HANOI: Vietnam received US$2.55 billion in actual inflows of foreign direct investment (FDI) in the first two months of this year, down 4.9 per cent from a year earlier, the General Statistics Office said on Tuesday.
Total registered FDI as of Feb 20, including new pledges, additional investment funds to existing projects and share acquisition, slumped 38 per cent to a combined US$3.1 billion year on year, the data showed, reported Xinhua.
Singapore remained the top source of new FDI pledges to the country in the period with US$769.3 million, followed by China with US$254.3 million.
Foreign direct investment has been a key driver of Vietnam’s economic growth.

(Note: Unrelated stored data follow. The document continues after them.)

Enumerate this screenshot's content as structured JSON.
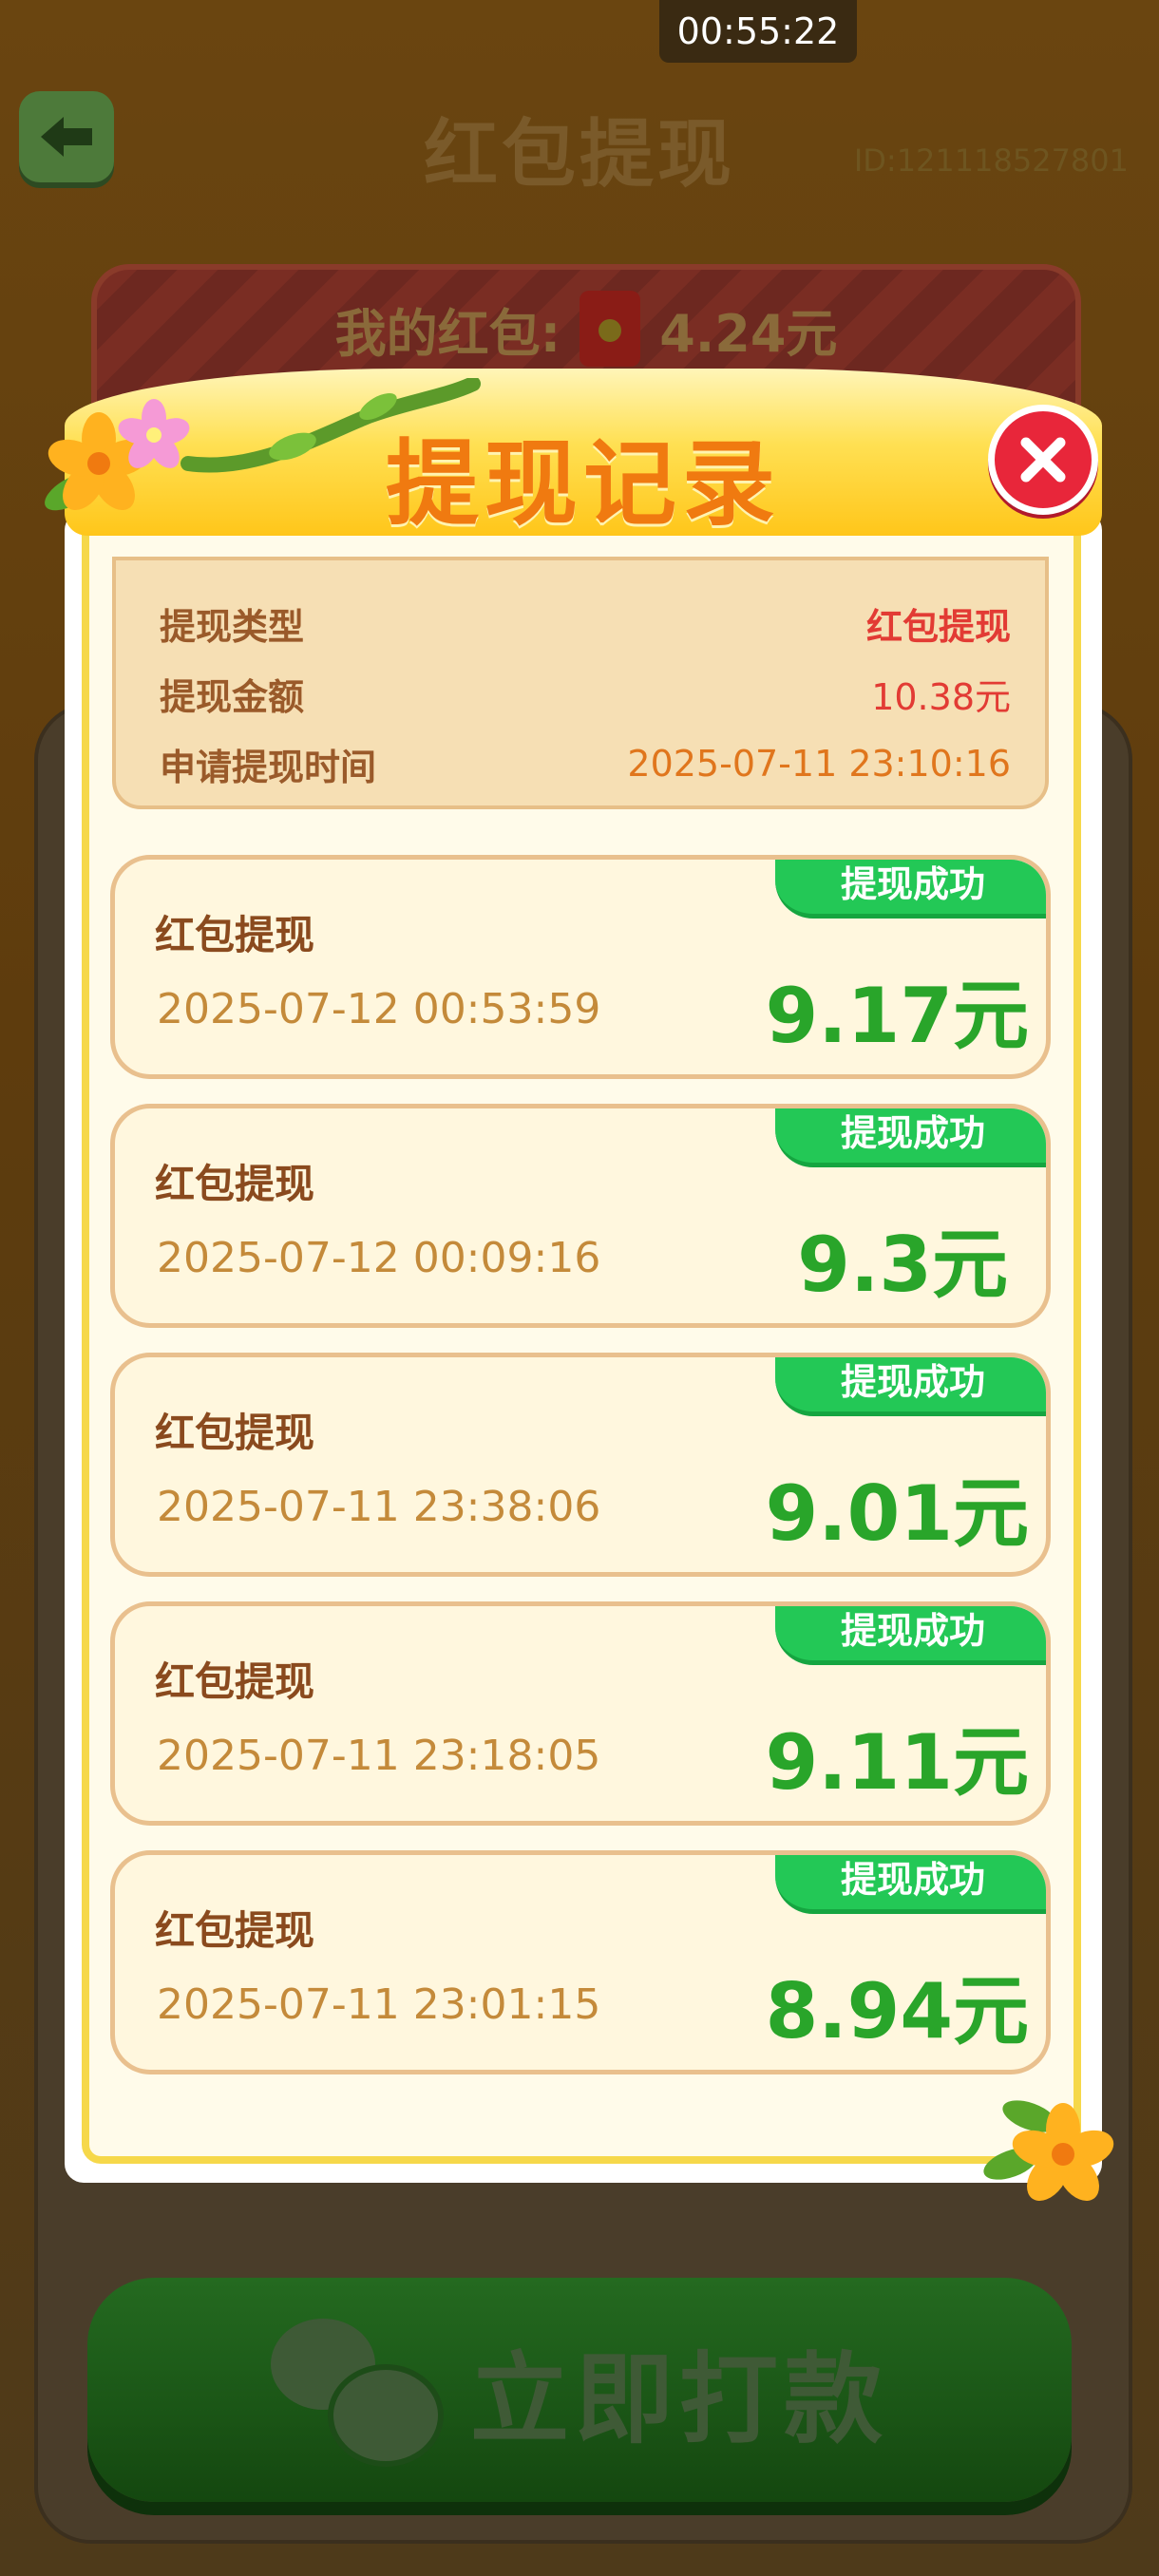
{
  "status": {
    "timer": "00:55:22"
  },
  "header": {
    "title": "红包提现",
    "user_id": "ID:121118527801"
  },
  "wallet": {
    "label": "我的红包:",
    "amount": "4.24元"
  },
  "pay_button": {
    "label": "立即打款"
  },
  "modal": {
    "title": "提现记录",
    "summary": {
      "rows": [
        {
          "key": "提现类型",
          "value": "红包提现"
        },
        {
          "key": "提现金额",
          "value": "10.38元"
        },
        {
          "key": "申请提现时间",
          "value": "2025-07-11 23:10:16"
        }
      ]
    },
    "records": [
      {
        "type": "红包提现",
        "time": "2025-07-12 00:53:59",
        "amount": "9.17元",
        "status": "提现成功"
      },
      {
        "type": "红包提现",
        "time": "2025-07-12 00:09:16",
        "amount": "9.3元",
        "status": "提现成功"
      },
      {
        "type": "红包提现",
        "time": "2025-07-11 23:38:06",
        "amount": "9.01元",
        "status": "提现成功"
      },
      {
        "type": "红包提现",
        "time": "2025-07-11 23:18:05",
        "amount": "9.11元",
        "status": "提现成功"
      },
      {
        "type": "红包提现",
        "time": "2025-07-11 23:01:15",
        "amount": "8.94元",
        "status": "提现成功"
      }
    ]
  },
  "colors": {
    "success_green": "#23c856",
    "amount_green": "#29a52a",
    "accent_orange": "#f07a10",
    "close_red": "#e8263a"
  },
  "icons": {
    "back": "arrow-left-icon",
    "close": "close-icon",
    "wechat": "wechat-icon",
    "red_envelope": "red-envelope-icon",
    "flower": "flower-icon"
  }
}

Companies with investments from foreign firms accounted for about 74.4 per cent of the country’s total exports in 2022, according to government data.
Foreign direct investment disbursements in the Southeast Asian country rose 13.5 per cent to US$22.4 billion last year from a year earlier, while investment pledges was down 11 per cent to US$27.72 billion, said the Ministry of Planning and Investment in a statement posted on its website.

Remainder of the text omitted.